Photo by lbarrosphoto/iStock / Getty Images
Photo by lbarrosphoto/iStock / Getty Images

Ancient and Veteran Tree Management

A veteran tree can be defined as: ‘a tree that is of interest biologically, culturally or aesthetically because of its age, size or condition’. Some trees are instantly recognisable as veterans but many are less obvious.’ (www.naturalengland.org.uk)

Ancient and veteran trees take many forms and are found in a variety of locations such as woodland, as old hedges, parkland, church grounds and even urban areas. Being part of our heritage they have cultural and historical significance, providing an insight into former practices and values, they are monuments that have existed in one location for many hundreds of years, something tangible, something we can touch, an entity that after so long is still alive.

Britain is the ancient tree stronghold of Northern Europe and past management such as pollarding and coppicing, has resulted in a complex process of continuous regeneration and decay. This has created a unique habitat which supports specialised fauna and fungi that can only thrive in continual association over an extended period making them exclusive to veteran trees, and the trees of international conservation importance, though few have statutory protection.

Veteran trees are sensitive to change and they, the organisms they support and the surrounding area should be managed for consistency and optimal conditions. Unfortunately modern requirements have removed the economic importance veteran trees once held for supplies of fodder and woodfuel, making them susceptible to disturbance and removal through threats such as development and agriculture. Neglect is also a major concern, trees that are not managed are not rejuvenated and revert to form and shorter lifespan.

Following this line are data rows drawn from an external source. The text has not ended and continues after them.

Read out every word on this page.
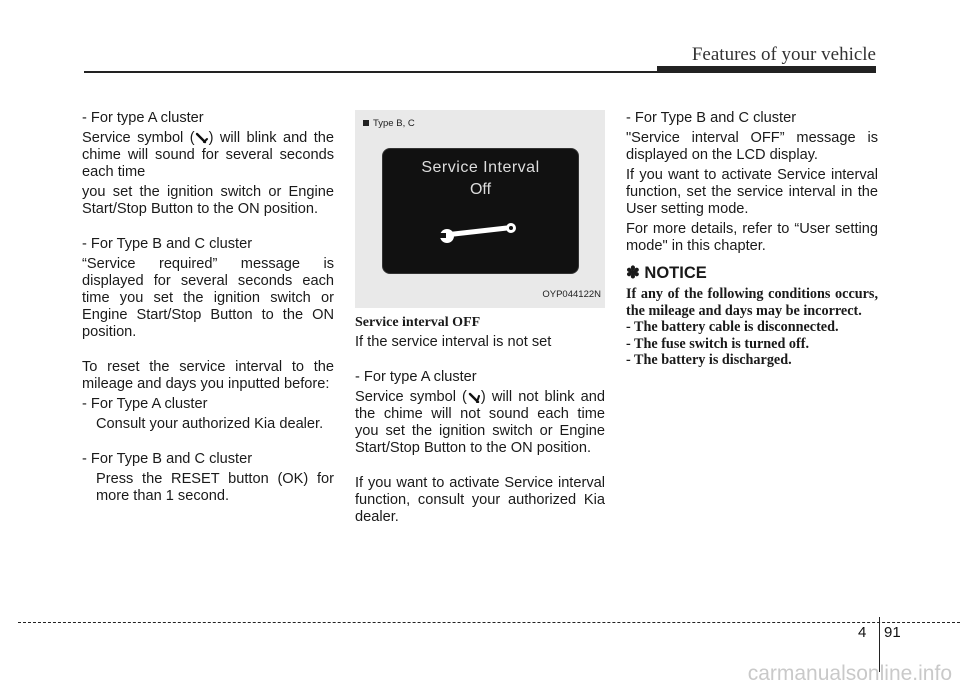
Features of your vehicle

- For type A cluster

Service symbol ( ) will blink and the chime will sound for several seconds each time

you set the ignition switch or Engine Start/Stop Button to the ON position.

- For Type B and C cluster

“Service required” message is displayed for several seconds each time you set the ignition switch or Engine Start/Stop Button to the ON position.

To reset the service interval to the mileage and days you inputted before:

- For Type A cluster

Consult your authorized Kia dealer.

- For Type B and C cluster

Press the RESET button (OK) for more than 1 second.

Type B, C
Service Interval
Off
OYP044122N
Service interval OFF

If the service interval is not set

- For type A cluster

Service symbol ( ) will not blink and the chime will not sound each time you set the ignition switch or Engine Start/Stop Button to the ON position.

If you want to activate Service interval function, consult your authorized Kia dealer.

- For Type B and C cluster

"Service interval OFF” message is displayed on the LCD display.

If you want to activate Service interval function, set the service interval in the User setting mode.

For more details, refer to “User setting mode" in this chapter.

✽ NOTICE

If any of the following conditions occurs, the mileage and days may be incorrect.

- The battery cable is disconnected.

- The fuse switch is turned off.

- The battery is discharged.

4 91
carmanualsonline.info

 Nurture Green’s combined team has worked with many veteran tree owners over the years to help establish tree management designed to extend lifespan, safely retain and stabilise the trees and their immediate environment, whilst optimising conditions. Many management plans have included phased works which bring the trees back into a state of cyclical rejuvenation, or encourage vetenarisation. Jason Trewinnard in the capacity of Tree Officer had advised on and overseen many such plans to retain veteran trees in the West Berks District.